С Деткой — совсем другое. Те шесть лет, что выдерживал, уклоняясь от брака, в мастерской на Пресне, примирили с ролью как бы дочери. Это потом, в Америке, он растерялся и растерял свою безграничную власть над ней. Но осталось то, чему он учил ее ночами, а иногда и средь бела дня, бросив неожиданно работу и перепачкав ее гипсом или глиной.

А вот нарывает одна заноза. Незадолго до смерти написал воспоминания и там… да, там написал, что не возвращался в Советский Союз потому, что «люди из ближайшего окружения оттягивали отъезд». А кто был ближе, чем она? До сих пор не понимает, зачем он ЭТО написал. Он предал ее, единственный раз в жизни. И ведь не было никакой нужды, Сталин уже помер. Зачем же было писать: «Дорогой ценой я заплатил за свое несерьезное отношение к своевременному возвращению на родину».

И что имелось в виду? Какая цена? Ее отношения с Генрихом или… другая? А может, и он заплатил какую-то свою цену? Детка только с виду казался оригиналом не от мира сего, на самом деле он был хитрым потаенным смоленским мужиком. Крепким орешком был.

К пятьдесят пятому стало ясно, что прежний ужас не вернется. Очкастого расстреляли, Лысый казался добродушным и недалеким, а, главное, ходили слухи, что на предстоящем съезде партии будет рассказана вся правда о злодеяниях Сталина.

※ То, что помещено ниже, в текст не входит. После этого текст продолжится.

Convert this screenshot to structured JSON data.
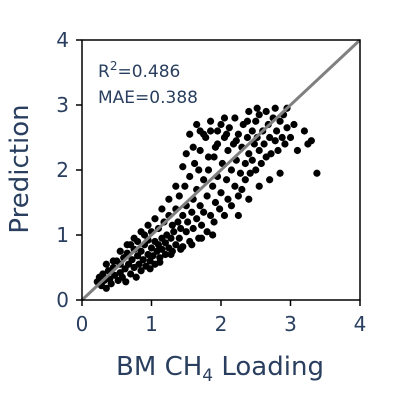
{
  "chart_data": {
    "type": "scatter",
    "title": "",
    "xlabel": {
      "main": "BM CH",
      "sub": "4",
      "tail": " Loading"
    },
    "ylabel": "Prediction",
    "xlim": [
      0,
      4
    ],
    "ylim": [
      0,
      4
    ],
    "xticks": [
      "0",
      "1",
      "2",
      "3",
      "4"
    ],
    "yticks": [
      "0",
      "1",
      "2",
      "3",
      "4"
    ],
    "grid": false,
    "reference_line": {
      "type": "y=x",
      "color": "#808080"
    },
    "annotations": {
      "r2": {
        "prefix": "R",
        "sup": "2",
        "value": "=0.486"
      },
      "mae": "MAE=0.388"
    },
    "point_color": "#000000",
    "points": [
      [
        0.22,
        0.28
      ],
      [
        0.25,
        0.35
      ],
      [
        0.28,
        0.22
      ],
      [
        0.3,
        0.4
      ],
      [
        0.32,
        0.3
      ],
      [
        0.35,
        0.18
      ],
      [
        0.38,
        0.45
      ],
      [
        0.4,
        0.32
      ],
      [
        0.42,
        0.25
      ],
      [
        0.45,
        0.5
      ],
      [
        0.47,
        0.38
      ],
      [
        0.5,
        0.6
      ],
      [
        0.52,
        0.3
      ],
      [
        0.55,
        0.42
      ],
      [
        0.55,
        0.55
      ],
      [
        0.58,
        0.35
      ],
      [
        0.6,
        0.65
      ],
      [
        0.62,
        0.48
      ],
      [
        0.63,
        0.28
      ],
      [
        0.65,
        0.72
      ],
      [
        0.67,
        0.55
      ],
      [
        0.7,
        0.4
      ],
      [
        0.7,
        0.85
      ],
      [
        0.72,
        0.62
      ],
      [
        0.75,
        0.5
      ],
      [
        0.75,
        0.78
      ],
      [
        0.78,
        0.35
      ],
      [
        0.8,
        0.68
      ],
      [
        0.8,
        0.9
      ],
      [
        0.82,
        0.55
      ],
      [
        0.85,
        0.75
      ],
      [
        0.85,
        0.45
      ],
      [
        0.88,
        0.62
      ],
      [
        0.9,
        0.85
      ],
      [
        0.9,
        1.0
      ],
      [
        0.92,
        0.52
      ],
      [
        0.95,
        0.7
      ],
      [
        0.95,
        0.92
      ],
      [
        0.98,
        0.6
      ],
      [
        1.0,
        0.8
      ],
      [
        1.0,
        1.05
      ],
      [
        1.02,
        0.68
      ],
      [
        1.05,
        0.9
      ],
      [
        1.05,
        0.55
      ],
      [
        1.08,
        0.75
      ],
      [
        1.1,
        1.1
      ],
      [
        1.1,
        0.85
      ],
      [
        1.12,
        0.65
      ],
      [
        1.15,
        0.95
      ],
      [
        1.15,
        0.78
      ],
      [
        1.18,
        1.2
      ],
      [
        1.2,
        0.88
      ],
      [
        1.2,
        0.7
      ],
      [
        1.22,
        1.0
      ],
      [
        1.25,
        0.8
      ],
      [
        1.25,
        1.3
      ],
      [
        1.28,
        0.95
      ],
      [
        1.3,
        1.15
      ],
      [
        1.3,
        0.75
      ],
      [
        1.32,
        1.05
      ],
      [
        1.35,
        0.85
      ],
      [
        1.35,
        1.4
      ],
      [
        1.38,
        1.2
      ],
      [
        1.4,
        0.95
      ],
      [
        1.4,
        1.6
      ],
      [
        1.42,
        1.1
      ],
      [
        1.45,
        1.3
      ],
      [
        1.45,
        0.82
      ],
      [
        1.48,
        1.75
      ],
      [
        1.5,
        1.05
      ],
      [
        1.5,
        1.45
      ],
      [
        1.52,
        1.2
      ],
      [
        1.55,
        1.9
      ],
      [
        1.55,
        0.9
      ],
      [
        1.58,
        1.35
      ],
      [
        1.6,
        1.55
      ],
      [
        1.6,
        1.1
      ],
      [
        1.62,
        2.1
      ],
      [
        1.65,
        1.25
      ],
      [
        1.65,
        1.7
      ],
      [
        1.68,
        0.95
      ],
      [
        1.7,
        1.45
      ],
      [
        1.7,
        2.3
      ],
      [
        1.72,
        1.15
      ],
      [
        1.75,
        1.85
      ],
      [
        1.75,
        1.35
      ],
      [
        1.78,
        2.5
      ],
      [
        1.8,
        1.6
      ],
      [
        1.8,
        1.05
      ],
      [
        1.82,
        2.0
      ],
      [
        1.85,
        1.3
      ],
      [
        1.85,
        2.6
      ],
      [
        1.88,
        1.75
      ],
      [
        1.9,
        2.2
      ],
      [
        1.9,
        1.2
      ],
      [
        1.92,
        1.5
      ],
      [
        1.95,
        2.4
      ],
      [
        1.95,
        1.9
      ],
      [
        1.98,
        1.4
      ],
      [
        2.0,
        2.7
      ],
      [
        2.0,
        1.65
      ],
      [
        2.02,
        2.1
      ],
      [
        2.05,
        1.3
      ],
      [
        2.05,
        2.5
      ],
      [
        2.08,
        1.85
      ],
      [
        2.1,
        2.3
      ],
      [
        2.1,
        1.55
      ],
      [
        2.12,
        2.65
      ],
      [
        2.15,
        2.0
      ],
      [
        2.15,
        1.45
      ],
      [
        2.18,
        2.4
      ],
      [
        2.2,
        1.75
      ],
      [
        2.2,
        2.8
      ],
      [
        2.22,
        2.15
      ],
      [
        2.25,
        1.6
      ],
      [
        2.25,
        2.55
      ],
      [
        2.28,
        1.95
      ],
      [
        2.3,
        2.35
      ],
      [
        2.3,
        1.7
      ],
      [
        2.32,
        2.7
      ],
      [
        2.35,
        2.1
      ],
      [
        2.35,
        1.85
      ],
      [
        2.38,
        2.5
      ],
      [
        2.4,
        2.25
      ],
      [
        2.4,
        2.9
      ],
      [
        2.42,
        1.95
      ],
      [
        2.45,
        2.6
      ],
      [
        2.45,
        2.15
      ],
      [
        2.48,
        2.4
      ],
      [
        2.5,
        2.75
      ],
      [
        2.5,
        2.0
      ],
      [
        2.52,
        2.5
      ],
      [
        2.55,
        2.3
      ],
      [
        2.55,
        2.85
      ],
      [
        2.58,
        2.1
      ],
      [
        2.6,
        2.6
      ],
      [
        2.62,
        2.4
      ],
      [
        2.65,
        2.2
      ],
      [
        2.68,
        2.7
      ],
      [
        2.7,
        2.5
      ],
      [
        2.72,
        2.25
      ],
      [
        2.75,
        2.8
      ],
      [
        2.78,
        2.45
      ],
      [
        2.8,
        2.6
      ],
      [
        2.82,
        2.3
      ],
      [
        2.85,
        2.75
      ],
      [
        2.88,
        2.5
      ],
      [
        2.9,
        2.85
      ],
      [
        2.92,
        2.4
      ],
      [
        2.95,
        2.65
      ],
      [
        3.0,
        2.5
      ],
      [
        3.05,
        2.7
      ],
      [
        3.1,
        2.3
      ],
      [
        3.2,
        2.6
      ],
      [
        3.25,
        2.4
      ],
      [
        3.3,
        2.45
      ],
      [
        3.38,
        1.95
      ],
      [
        1.55,
        2.55
      ],
      [
        1.65,
        2.7
      ],
      [
        1.75,
        2.55
      ],
      [
        1.85,
        2.75
      ],
      [
        1.95,
        2.6
      ],
      [
        2.05,
        2.8
      ],
      [
        1.6,
        2.35
      ],
      [
        1.7,
        2.6
      ],
      [
        1.5,
        2.25
      ],
      [
        1.45,
        2.05
      ],
      [
        1.35,
        1.75
      ],
      [
        1.25,
        1.55
      ],
      [
        1.15,
        1.4
      ],
      [
        1.05,
        1.25
      ],
      [
        0.95,
        1.15
      ],
      [
        0.85,
        1.05
      ],
      [
        0.75,
        0.95
      ],
      [
        0.65,
        0.85
      ],
      [
        0.55,
        0.75
      ],
      [
        0.45,
        0.6
      ],
      [
        0.35,
        0.55
      ],
      [
        1.88,
        1.0
      ],
      [
        1.72,
        0.95
      ],
      [
        1.58,
        0.85
      ],
      [
        1.42,
        0.78
      ],
      [
        1.28,
        0.7
      ],
      [
        1.12,
        0.58
      ],
      [
        0.98,
        0.48
      ],
      [
        2.25,
        1.3
      ],
      [
        2.4,
        1.55
      ],
      [
        2.55,
        1.75
      ],
      [
        2.7,
        1.85
      ],
      [
        2.85,
        1.95
      ],
      [
        1.92,
        2.35
      ],
      [
        2.08,
        2.55
      ],
      [
        2.22,
        2.45
      ],
      [
        2.38,
        2.75
      ],
      [
        2.52,
        2.95
      ],
      [
        2.65,
        2.9
      ],
      [
        2.78,
        2.95
      ],
      [
        2.95,
        2.95
      ],
      [
        1.82,
        2.2
      ],
      [
        1.68,
        2.0
      ]
    ]
  }
}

Начали приглашать в посольства. Конечно, самым первым и самым безопасным по возможным последствиям было китайское.

Пошли пешком, как любил Детка, по бульварам на Пречистенку, то бишь Кропоткинскую, в Кропоткинский же переулок, в бывший особняк Дерожинской.

По дороге вспоминали, как в шестнадцатом Детка привел ее, двадцатилетнюю провинциалочку, в тот особняк на званый ужин.

Но не в ужине было дело, а в компании и картинах тогда малоизвестного художника, их хозяйка привезла из Петрограда. Сам художник был в действующей армии, где-то на румынском фронте.